VISC, multi-threaded CPU architecture with virtual cores

To understand how the VISC paradigm works, we need to consider two different concepts regarding processor performance. The first of these is the fact that PC processors today have an even smaller internal instruction set than RISC, because what they do is transfer each of the instructions into smaller microinstructions. internally during the decoding phase. If we are purists, the conclusion today in all processors is not that they are RISC, but that they have a very small instruction set that works internally and is used to build the rest of the instructions. That is to say that as soon as an instruction reaches the control unit CPU, it is decomposed into a list of instructions.

The war between RISC and CISC was therefore won by the former, but with the trap that x86, the most widely used CISC architecture, made the trap of behaving internally like a RISC. To this day, with the exception of ARM, the rest of the ISA RISC is either missing or on the verge of extinction. Additionally, even ARM has embraced the concept of splitting instructions into simpler instructions, so that the two paradigms outside of defining a family’s common ISA are already extinct.

Amdahl’s law

To understand a program, we need to understand that a program has two different parts:

The one that can only be executed serially and, therefore, can only be solved by a single kernel by running a solo execution kernel.

The part of the code that can be executed in parallel, which means that it can be solved by multiple cores at the same time and the more there is in the processor, the faster this part will be solved.

If we take into account what was explained in the previous section, you will conclude that some of the processor instructions that become microcode become a succession of instructions that can run in series or in parallel between several cores, although the usual or that most of the instructions are executed in a single kernel and that it is through shared elements that the code is executed in parallel.

Therefore, whether part of the code is executed by multiple cores depends exclusively on the developer of the program, who must explicitly program it for some parts to work in parallel.

VISC and virtual cores

Once we have already explained all of the above, we can explain what the acronym VISC means, the definition of which is the direct answer to the following question: when generating the microinstructions in the decoding step, can’t they work? in parallel with several cores instead of doing it in one ditto?

Well, the answer to the question about VISC architecture, which was first raised by a company called Soft Machines in 2015 as a concept for improving processor performance.
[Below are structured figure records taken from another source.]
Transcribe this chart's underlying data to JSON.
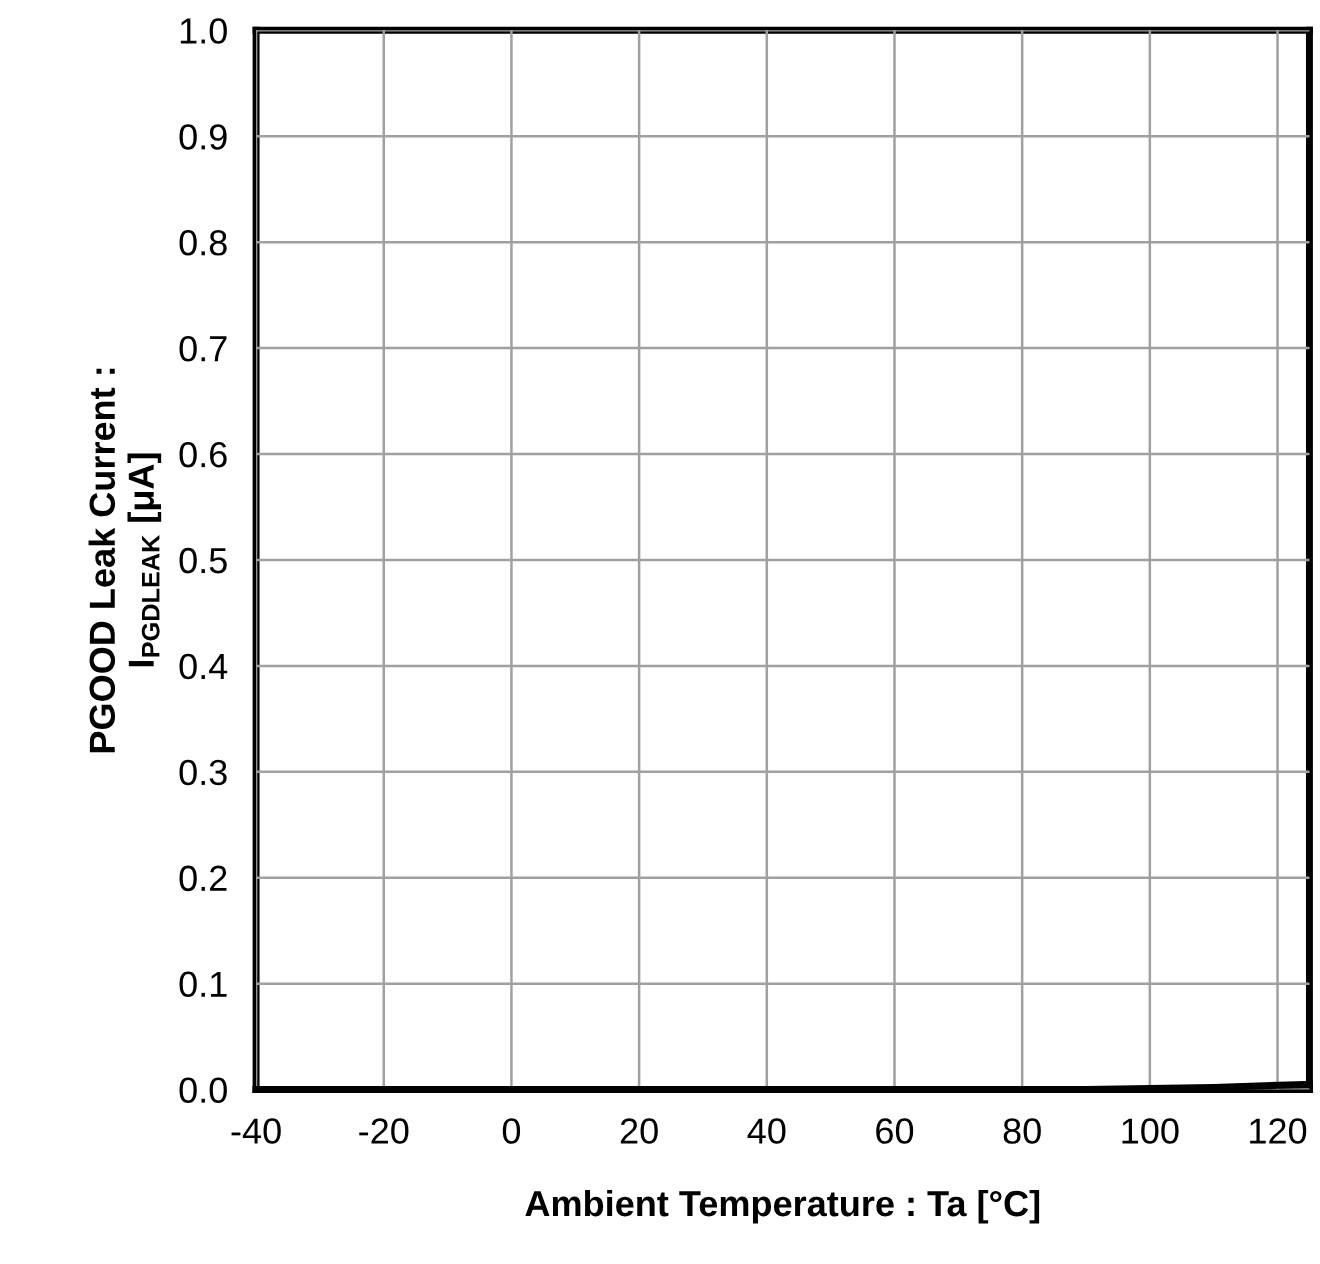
{
  "chart_data": {
    "type": "line",
    "xlabel": "Ambient Temperature : Ta [°C]",
    "ylabel": "PGOOD Leak Current :\nI$_{PGDLEAK}$ [μA]",
    "x": [
      -40,
      -20,
      0,
      20,
      40,
      60,
      80,
      90,
      100,
      110,
      125
    ],
    "series": [
      {
        "color": "#000000",
        "values": [
          0,
          0,
          0,
          0,
          0,
          0,
          0,
          0,
          0.001,
          0.002,
          0.005
        ]
      }
    ],
    "xlim": [
      -40,
      125
    ],
    "xticks": [
      -40,
      -20,
      0,
      20,
      40,
      60,
      80,
      100,
      120
    ],
    "ylim": [
      0,
      1
    ],
    "yticks": [
      {
        "value": 0,
        "label": "0.0"
      },
      {
        "value": 0.1,
        "label": "0.1"
      },
      {
        "value": 0.2,
        "label": "0.2"
      },
      {
        "value": 0.3,
        "label": "0.3"
      },
      {
        "value": 0.4,
        "label": "0.4"
      },
      {
        "value": 0.5,
        "label": "0.5"
      },
      {
        "value": 0.6,
        "label": "0.6"
      },
      {
        "value": 0.7,
        "label": "0.7"
      },
      {
        "value": 0.8,
        "label": "0.8"
      },
      {
        "value": 0.9,
        "label": "0.9"
      },
      {
        "value": 1,
        "label": "1.0"
      }
    ],
    "grid": true,
    "marker": "none",
    "line_style": "solid"
  }
}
This small startup was bought by Intel in 2016 and since then they have been working on the development of a VISC architecture. How it works? Well, this can be defined very easily: a single thread of execution is sent to the Global Front End of the processor, which is converted into several which perform the same function and which work in parallel and run in virtual cores. The conversion process is performed at the software level through a translation layer, but we have to keep in mind that it can be something as simple as a microcontroller performing instruction transfer.

Contrary to what happens in the distribution of tasks in a conventional multicore processor, in a VISC architecture it is not expected that a core is free to be able to execute an instruction, but that the elements to execute it are available to the user. within the processor to run this. For example, it may happen that in a conventional kernel the vector unit is not used, but under this paradigm it can be used to form one of the instructions.

VISC and performance

When adopting a new paradigm in terms of architecture, the first thing to consider is its impact on performance, as it is not worth changing the current paradigm if it does not lead to an increase in performance. overall processor. The most classic way to increase the performance of a processor is to increase the number of instructions that are resolved per clock cycle, this means that each time the hardware becomes more and more complex, due to the fact that than the addition of the hearts that we have to count all the infrastructures that surround them which become the same or more complex.

What differentiates VISC from the rest is the distribution of processor resources so that the execution of the various instructions is carried out in a few clock cycles, between 1 and 4 cores. This way, if there are two instructions competing for other resources in a core, then they can be reassigned very quickly to another part of the processor where those same resources are available.

The current paradigm, which is out-of-order execution, is to reorder the execution of instructions based on free resources at any time, and then reorder the output of data that has already been processed. The limit ? Resource allocation is done at the single-core level rather than the multi-core level, and this is the key to better performance for VISC architectures.

Do these processors exist today?

While the concept looks great on paper, no one has yet introduced a processor that works under this paradigm, but as we gradually approach the limits of the current paradigm, it’s important to keep in mind that it There are solutions that can be used to improve the CPU performance of our PCs for the future.

Having a more powerful processor is not only having one faster or with more cores, but it is based on knowing how to take advantage of the available resources. Running out of order was the first step in that direction, but since then, outside of multicore, the changes have generally been minor. VISC is still a concept, but it is not impossible and it is a way to take advantage of the resources available in the processor in a much more efficient way.

So far we know that the concept is possible in a processor since Soft Machines designed and built one with this paradigm, so although this is on an experimental level, we do know that it is possible to achieve such a design. . Another thing different is the difficulty of bringing the set of x86 instructions and registers to this paradigm, which is extremely complex in nature.